CHOR und CHORFÜHRER (durcheinander)
Hau ruck! Hau ruck! Jetzt alle!

TRYGAIOS (zu Eirene)
O Herrin, Traubenspenderin, wie soll ich dich anreden? Wo finde ich ein Tausendhektoliterwort für dich? Mir fehlt das Vermögen. (Zu den Begleiterinnen) Ich grüße dich, Opora, Fülle des Herbstes, und dich, Theoria, Freude der Feste! Wie schön ist dein Gesicht, wie süß dein Atem – der mir tief zu Herzen geht, so süß wie Demobilmachung und Parfüm!

HERMES
Das riecht ganz anders als der Militärtornister!

TRYGAIOS
Ja, das ist der schrecklichste der Schrecken: die Notration im Kriegeswahn! Denn diese riecht nach sauren Zwiebelrülpsern, sie aber hier nach Erntezeit, Bewirtung, Dionysosfest, nach Pfeifen und Theater, nach Arien des Sophokles und Hähnchen – und Verschen des Euripides!

HERMES
Ich hau dir gleich eine runter für diese Lüge! Keine Freude hat sie an diesem linken Intellektuellen!
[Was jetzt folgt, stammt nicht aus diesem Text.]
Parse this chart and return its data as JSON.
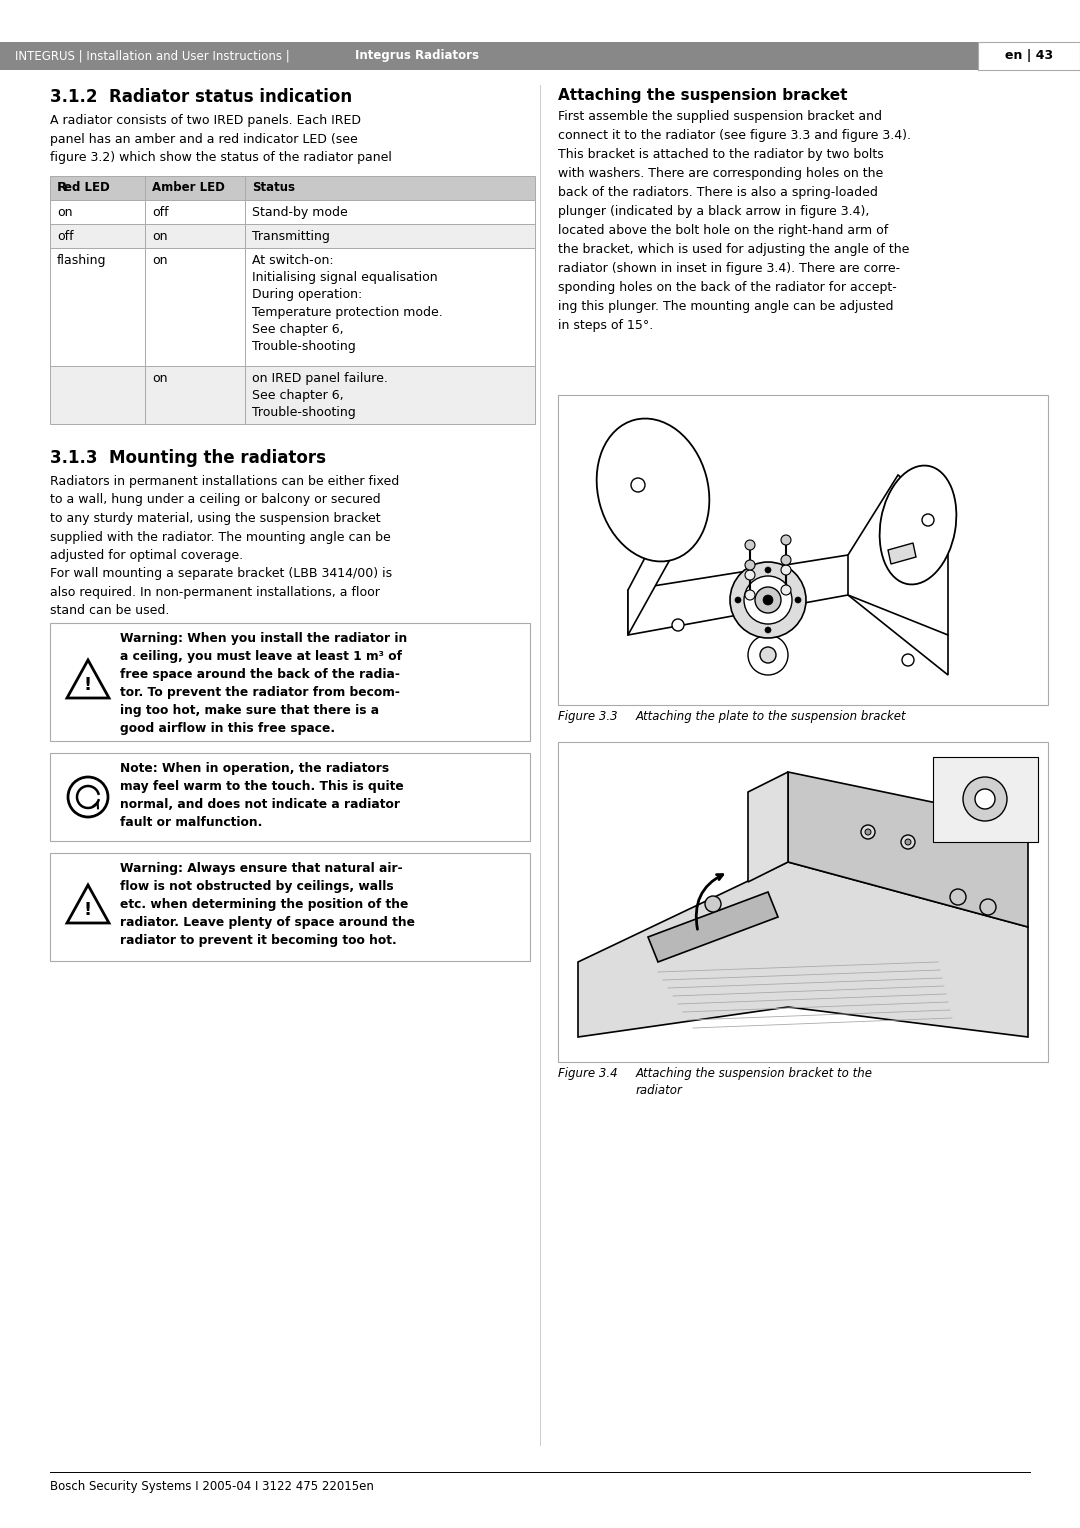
{
  "page_width": 10.8,
  "page_height": 15.28,
  "bg_color": "#ffffff",
  "header_bg": "#888888",
  "header_right_bg": "#ffffff",
  "header_text_normal": "INTEGRUS | Installation and User Instructions | ",
  "header_text_bold": "Integrus Radiators",
  "header_text_right": "en | 43",
  "footer_text": "Bosch Security Systems I 2005-04 I 3122 475 22015en",
  "section_312_title": "3.1.2  Radiator status indication",
  "section_312_body": "A radiator consists of two IRED panels. Each IRED\npanel has an amber and a red indicator LED (see\nfigure 3.2) which show the status of the radiator panel",
  "table_header_bg": "#c8c8c8",
  "table_row_bg_even": "#ffffff",
  "table_row_bg_odd": "#eeeeee",
  "table_border": "#999999",
  "section_313_title": "3.1.3  Mounting the radiators",
  "section_313_body": "Radiators in permanent installations can be either fixed\nto a wall, hung under a ceiling or balcony or secured\nto any sturdy material, using the suspension bracket\nsupplied with the radiator. The mounting angle can be\nadjusted for optimal coverage.\nFor wall mounting a separate bracket (LBB 3414/00) is\nalso required. In non-permanent installations, a floor\nstand can be used.",
  "warning1_text": "Warning: When you install the radiator in\na ceiling, you must leave at least 1 m³ of\nfree space around the back of the radia-\ntor. To prevent the radiator from becom-\ning too hot, make sure that there is a\ngood airflow in this free space.",
  "note_text": "Note: When in operation, the radiators\nmay feel warm to the touch. This is quite\nnormal, and does not indicate a radiator\nfault or malfunction.",
  "warning2_text": "Warning: Always ensure that natural air-\nflow is not obstructed by ceilings, walls\netc. when determining the position of the\nradiator. Leave plenty of space around the\nradiator to prevent it becoming too hot.",
  "right_title": "Attaching the suspension bracket",
  "right_body": "First assemble the supplied suspension bracket and\nconnect it to the radiator (see figure 3.3 and figure 3.4).\nThis bracket is attached to the radiator by two bolts\nwith washers. There are corresponding holes on the\nback of the radiators. There is also a spring-loaded\nplunger (indicated by a black arrow in figure 3.4),\nlocated above the bolt hole on the right-hand arm of\nthe bracket, which is used for adjusting the angle of the\nradiator (shown in inset in figure 3.4). There are corre-\nsponding holes on the back of the radiator for accept-\ning this plunger. The mounting angle can be adjusted\nin steps of 15°.",
  "fig33_caption_label": "Figure 3.3",
  "fig33_caption_text": "Attaching the plate to the suspension bracket",
  "fig34_caption_label": "Figure 3.4",
  "fig34_caption_text": "Attaching the suspension bracket to the\nradiator",
  "border_color": "#aaaaaa",
  "text_color": "#000000"
}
Schicksalstage eines Kontinents: Erziehung nach Verdun

M;erz Macron Starmer Leyen 4 Panzersoldaten und ein Hund*in
Die vier von der Brandstelle: Merz, Starmer, von der Leyen und Macron stehen für ein knallhartes Weiterso an der Ostfront.

Über allen Gipfeln ist Ruh`' nach einer Woche hektischer Betriebsamkeit. Bis tief in die Nacht und atemlos hindurch hatte eine Koalition der Willigen unter den Mächtigen der Welt in Belèm und Johannesburg versucht, die regelbasierte Ordnung der alljährlichen Treffen zur Bestätigung der beschlossenen Ziele zu stärken. Die ganz Großen waren nicht oder nur mit subalternen Helfern erschienen. Das Ringen um einen festen Ausstiegsfahrplan aus den Fossilen in Brasilien wurde überschattet von Donald Trumps sogenanntem Friedensplan. Ehe der deutsche Kanzler und die anderen Europäer noch von Brasilien über Europa nach Südafrika gelangt waren, hatte sich die Welt weitergedreht.  

Hilferuf auf der Noruffrequenz 

Die G20 verabschiedeten ihre Abschlusserklärung notgedrungen vor Beginn der Gespräche der angereisten G13. Ein Hilferuf auf der Notruffrequenz, der einmal mehr den Ausbau erneuerbarer Energien, mehr Klimaschutz und den Abbau der Verschuldung armer Länder fordert. Nicht der Inhalt war wichtig, sondern die gemeinsame Frontstellung gegen die Vereinigten Staaten: Im Schulterschluss mit den sieben außereuropäischen Teilnehmern verlangten die sechs vom alten Kontinent angereisten Staatenlenker aus Frankreich, Italien, Deutschland, Großbritannien und Brüssel (EU-Kommission und Europäischer Rat), dass die Uno-Charta respektiert und die Menschenrechte eingehalten werden müssen.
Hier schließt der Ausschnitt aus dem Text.